Observability in Selenium 4

Diagnosing problems when the Selenium server isn’t working has never been easy.

Diagnosing problems when the Selenium server isn’t working has never been easy. With Selenium 4, we have integrated OpenTelemetry to help you troubleshoot issues, optimize performance, and provide visibility into the system. By making the Selenium server observable, we are putting more power into your hands.

Need for Observability

Selenium server enables distributed testing. Instead of running the browsers for tests locally, the tests use a remote browser driver that points to a server. The server makes “smart” decisions to run tests on different remote servers. Every such remote server is capable of hosting different types of browsers and browser versions.

Selenium 3 uses Hub as the coordinator. It receives new session requests and directs them to the appropriate Node. The Node is the remote end where the browser itself runs.

Selenium 4 extends this to provide users with a way to set up a full-blown distributed system. Essentially, Selenium 4 splits the Hub into different components with additional enhancements. However, the Node’s role remains the same. To ensure the backward compatibility and simplicity of setting up Grid, standalone and hub-node mode are also available in the new Selenium server.

Now picture running a full-blown distributed Selenium Grid with hundreds of Nodes with different browsers and browser versions. Testing at scale in such an infrastructure will involve large volumes of requests. How can one keep track of these requests? Enter Selenium Observability!

How Does Selenium Provide Observability?

Selenium uses OpenTelemetry to instrument tracing and event logs. Tracing keeps track of a request’s lifecycle. As a request moves through the distributed system, the trace of the request will contain all the information of its crucial operations performed along the way. Such operations are known as spans. A span can record timed logs called events, which ideally encapsulate the current state of the system. These are event logs.

By default, the Selenium server enables tracing. Selenium server can run in different modes:

Tracing and event logs are available for all the modes. The simplest way to see traces is in the form of console logs. By default, the Selenium server prints logs at the INFO level and above. To pass a logging level of choice while running a Selenium Grid use the log-level flag. Setting the log-level to FINE will display traces and event logs as console logs.

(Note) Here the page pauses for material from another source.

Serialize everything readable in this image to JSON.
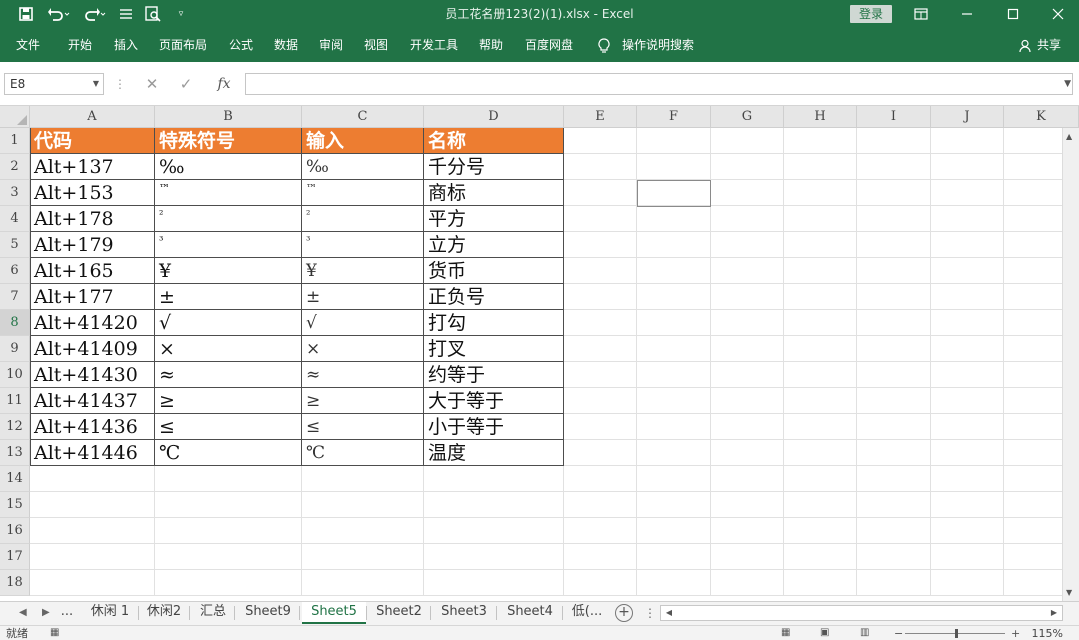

For a large scale system, consuming traces as logs might not be efficient. Visualizing and querying traces will quickly help troubleshoot a request failure easily. Jaeger seamlessly integrates with OpenTelemetry to provide a rich experience of querying, visualizing and collecting request traces.

Run java -jar selenium-server-<selenium-version>.jar info tracing.

It provides detailed and updated instructions to set up Jaeger with the Selenium server. Visualizing the traces makes it easy to interpret a trace and understand request flow. Now Grid users can effortlessly trace a request, drill down into an error or query them to observe what is happening.

Trace example

Refer to Selenium Observability for details.

Full-Stack Tracing

The Java client binding supports tracing. Full-stack tracing allows tracing a request from the client to the server and back. Though the client is a single component, the client trace will contain spans that help build the request. It is easier to locate a client-side problem and fix the test if needed.

We already saw how the server supports tracing and how to leverage it. For the client-side, add the Opentelemetry dependency to your project setup and add the necessary system properties to export the traces to Jaeger. Refer to RemoteWebdriver client for detailed instructions.

Leveraging Traces and Event Logs

The key to fixing a problem lies in knowing the error. For a known error situation, the event logs have you covered. It provides detailed error information and stack traces. Query the collected traces for a time range by the error code to identify the frequency of the error. It will help determine if the error is transient or not and accordingly take action.

Error event log example

Observe the request latency to identify potential bottlenecks. Each trace will also contain time taken by each span. The issue could be in the underlying infrastructure setup, the network latency, or the code itself. Irrespective of the cause, it is easier to identify the problem area.

Observability is slowly becoming a must-have property of a system. Selenium is now observable! Go ahead try it out. Let us know if you find anything that requires improvement on our end.